A meeting transcription app that runs entirely offline. It converts speech to text, separates speakers (diarization), and generates summaries of discussions. You can also configure custom prompts and connect it to your local LLM server. Use it for meetings, interviews, lectures, or any audio where you need a clear transcript and summary.
The sample-files/ directory contains example outputs to showcase MeetMemo's capabilities:
GenAI Week - AI x SaaS.wav- Sample audio file for testing (36MB, ~1 hour)GenAI_Week_-_AI_x_SaaS_Transcript_2026-01-04_23-47.pdf- Professional PDF transcript with speaker labelsGenAI_Week_-_AI_x_SaaS_Transcript_2026-01-04_23-47.md- Markdown transcript exportGenAI_Week_-_AI_x_SaaS_2026-01-04_23-46.md- AI-generated summary with key insights and action itemsMeetMemo-DEMO_v2.0.0.gif- Application demonstration GIF showcasing new UI
genai-week---ai-x-saas_transcript_2025-08-31_v1.0.0.json- Complete diarized transcript with speaker identificationgenai-week---ai-x-saas_summary_2025-08-31_v1.0.0.pdf- Professional PDF summarygenai-week---ai-x-saas_summary_2025-08-31_v1.0.0.markdown- Markdown version of summaryMeetMemo_Demo_v1.0.0.gif- Legacy demonstration GIF
These files demonstrate the complete workflow from audio upload to final deliverables, showing the quality and format of MeetMemo's output.

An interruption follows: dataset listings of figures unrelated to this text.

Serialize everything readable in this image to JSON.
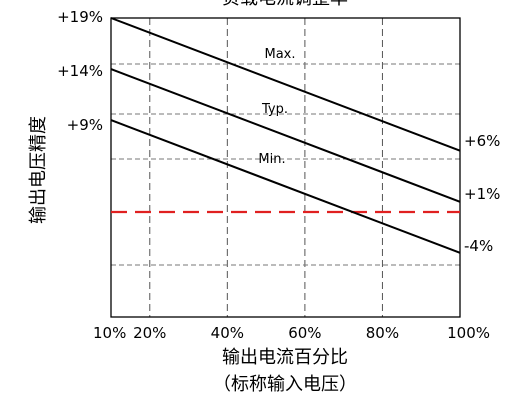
{
  "chart_data": {
    "type": "line",
    "title": "负载电流调整率",
    "xlabel": "输出电流百分比",
    "xlabel_sub": "（标称输入电压）",
    "ylabel": "输出电压精度",
    "xlim": [
      10,
      100
    ],
    "x_tick_labels": [
      "10%",
      "20%",
      "40%",
      "60%",
      "80%",
      "100%"
    ],
    "x_ticks": [
      10,
      20,
      40,
      60,
      80,
      100
    ],
    "grid": true,
    "series": [
      {
        "name": "Max.",
        "x": [
          10,
          100
        ],
        "y": [
          19,
          6
        ],
        "start_label": "+19%",
        "end_label": "+6%",
        "color": "#000000"
      },
      {
        "name": "Typ.",
        "x": [
          10,
          100
        ],
        "y": [
          14,
          1
        ],
        "start_label": "+14%",
        "end_label": "+1%",
        "color": "#000000"
      },
      {
        "name": "Min.",
        "x": [
          10,
          100
        ],
        "y": [
          9,
          -4
        ],
        "start_label": "+9%",
        "end_label": "-4%",
        "color": "#000000"
      }
    ],
    "reference_line": {
      "y": 0,
      "style": "dashed",
      "color": "#e02020"
    }
  }
}
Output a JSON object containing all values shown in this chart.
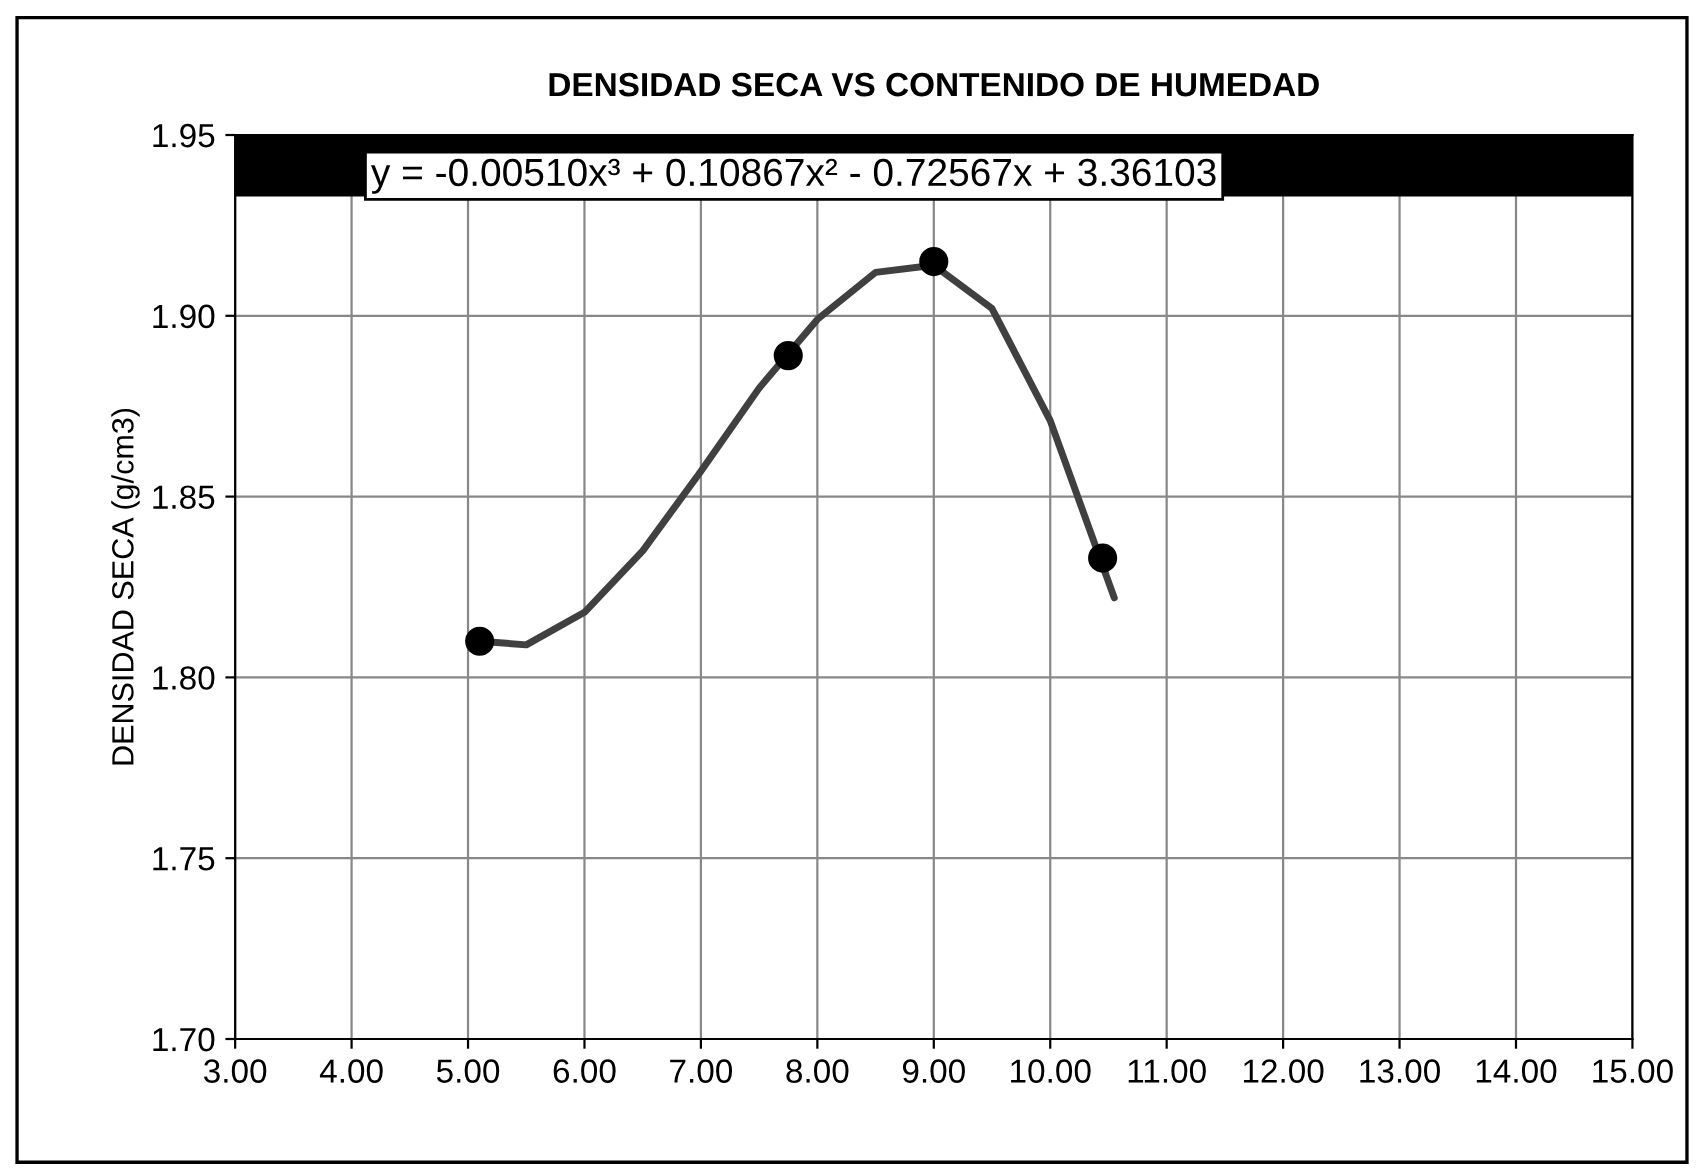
{
  "chart_data": {
    "type": "scatter",
    "title": "DENSIDAD SECA VS CONTENIDO DE HUMEDAD",
    "ylabel": "DENSIDAD SECA (g/cm3)",
    "series": [
      {
        "color": "#000000",
        "marker": "circle",
        "x": [
          5.1,
          7.75,
          9.0,
          10.45
        ],
        "values": [
          1.81,
          1.889,
          1.915,
          1.833
        ]
      },
      {
        "type": "line",
        "color": "#404040",
        "line_style": "solid",
        "marker": "none",
        "x": [
          5.1,
          5.5,
          6,
          6.5,
          7,
          7.5,
          8,
          8.5,
          9,
          9.5,
          10,
          10.55
        ],
        "values": [
          1.81,
          1.809,
          1.818,
          1.835,
          1.857,
          1.88,
          1.899,
          1.912,
          1.914,
          1.902,
          1.871,
          1.822
        ]
      }
    ],
    "annotations": [
      "y = -0.00510x³ + 0.10867x² - 0.72567x + 3.36103"
    ],
    "bands": [
      {
        "axis": "y",
        "from": 1.933,
        "to": 1.95,
        "color": "#000000"
      }
    ],
    "xlim": [
      3,
      15
    ],
    "xticks": [
      {
        "value": 3,
        "label": "3.00"
      },
      {
        "value": 4,
        "label": "4.00"
      },
      {
        "value": 5,
        "label": "5.00"
      },
      {
        "value": 6,
        "label": "6.00"
      },
      {
        "value": 7,
        "label": "7.00"
      },
      {
        "value": 8,
        "label": "8.00"
      },
      {
        "value": 9,
        "label": "9.00"
      },
      {
        "value": 10,
        "label": "10.00"
      },
      {
        "value": 11,
        "label": "11.00"
      },
      {
        "value": 12,
        "label": "12.00"
      },
      {
        "value": 13,
        "label": "13.00"
      },
      {
        "value": 14,
        "label": "14.00"
      },
      {
        "value": 15,
        "label": "15.00"
      }
    ],
    "ylim": [
      1.7,
      1.95
    ],
    "yticks": [
      {
        "value": 1.7,
        "label": "1.70"
      },
      {
        "value": 1.75,
        "label": "1.75"
      },
      {
        "value": 1.8,
        "label": "1.80"
      },
      {
        "value": 1.85,
        "label": "1.85"
      },
      {
        "value": 1.9,
        "label": "1.90"
      },
      {
        "value": 1.95,
        "label": "1.95"
      }
    ],
    "grid": true,
    "legend": false
  }
}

- Audio Recording & Upload: Record meetings directly in the browser or upload existing audio files (MP3, WAV, M4A, FLAC, etc.)
- Advanced Speech Recognition: Powered by OpenAI's Whisper for high-accuracy transcription in 99+ languages
- Speaker Diarization: Automatically identify and label different speakers using PyAnnote.audio v3.1
- AI-Powered Summarization: Generate concise summaries with key points, action items, and next steps using custom LLMs
- Real-time Processing: Monitor transcription progress with live status updates and job management
- Speaker Management: Edit and customize speaker names with persistent storage across sessions
- Export Options: Download transcripts as TXT/PDF and summaries with professional formatting
- HTTPS Support: Secure SSL setup with auto-generated certificates for production deployment
- Dark/Light Mode: Toggle between themes for comfortable viewing with responsive design
- Multi-language Support: Automatic language detection or specify target language for better accuracy
MeetMemo is a containerized application with three main services:
- Backend: FastAPI server with Whisper, PyAnnote, and LLM integration
- Frontend: React 19 application with modern UI components
- Nginx: Reverse proxy with SSL termination and request routing
- Docker: Install Docker
- Docker Compose: Install Docker Compose
- NVIDIA GPU: Required for optimal performance (CUDA-compatible)
- RAM: Minimum 8GB recommended (16GB+ for large files)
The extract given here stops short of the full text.